Bollate: trovato un telefono cellulare in una cella del carcere

Ancora una volta, la professionalità della Polizia Penitenziaria ha scovato un telefono cellulare nella disponibilità di un detenuto ristretto nel carcere di Bollate, nel Milanese.

“Durante i controlli connessi ad una perquisizione ordinaria nella cella di un detenuto tunisino, presso il IV reparto a trattamento avanzato, un poliziotto ha trovato un cellulare. Il detenuto, che ha un fine pena nel luglio 2029, è ristretto per i reati di omicidio e droga”, riferisce il vicesegretario regionale per la Lombardia del Sindacato Autonomo Polizia Penitenziaria Matteo Savino che rivolge “il plauso al personale di Polizia Penitenziaria di Bollate per la brillante operazione”. Alfonso Greco, segretario regionale del SAPPE, evidenzia come anche tali episodi mettano in luce le criticità del sistema penitenziario: “L’azione di contrasto per l’introduzione, la detenzione e l’uso di telefoni cellulari e droga in carcere che vede quotidianamente impegnati gli uomini e le donne del Corpo di Polizia penitenziaria è continua”. “Il fenomeno dei tentativi di introduzione di sostanze stupefacenti e di telefoni cellulari è sempre più in crescita a livello nazionale negli Istituti di pena. L’operazione svolta ieri dalla polizia penitenziaria in servizio a Bollate costituisce ulteriore testimonianza della professionalità ed abilità della Polizia Penitenziaria”, conclude Greco.

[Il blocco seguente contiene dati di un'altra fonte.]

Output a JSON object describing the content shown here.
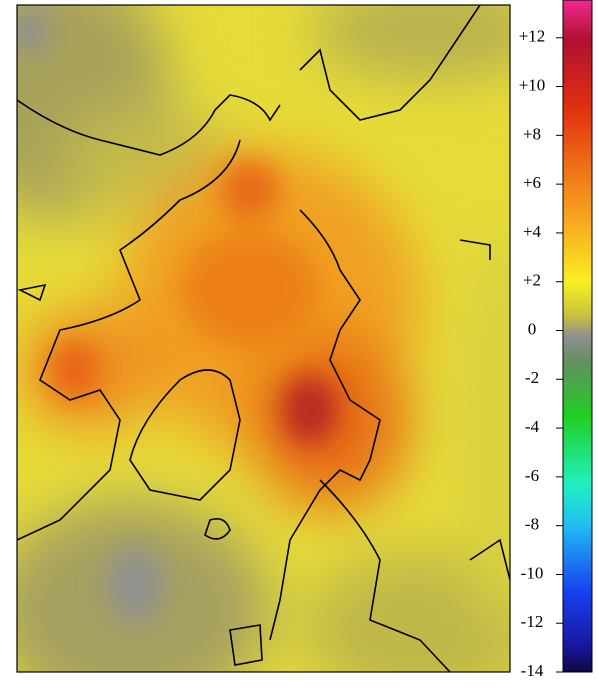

“L’ingresso illecito di cellulari negli istituti è ormai un flusso continuo”, denuncia Donato Capece, segretario generale del SAPPE. E ricorda che non è la prima volta che il SAPPE chiede nuovi provvedimenti per inibire l’uso di strumentazioni tecnologiche nelle sezioni detentive. “Non si contano più i rinvenimenti e i sequestri di questi piccoli apparecchi. Le vie d’ingresso diventano molteplici, non ultima anche quella aerea a mezzo droni che sempre più spesso vengono avvistati e intercettati – ha aggiunto Capece -. La cosa grave è che denunciamo queste cose ormai da 10 anni e nessuno ha ancora fatto qualcosa”, aggiunge il leader del primo Sindacato della Polizia Penitenziaria. “Le donne e gli uomini del Corpo sono quotidianamente impegnati nell’attività di contrasto all’introduzione di telefoni cellulari ed alla diffusione della droga nei penitenziari per adulti e minori. E nonostante la recente previsione di reato, nel Codice penale, per ingresso e detenzione illecita di telefonini nelle carceri, con pene severe che vanno da 1 a 4 anni, il fenomeno non sembra ancora attenuarsi. Vanno adottate soluzioni drastiche come la schermatura delle sezioni detentive, delle celle e degli spazi nei quali sono presenti detenuti, all’uso dei telefoni cellulari e degli smartphone”.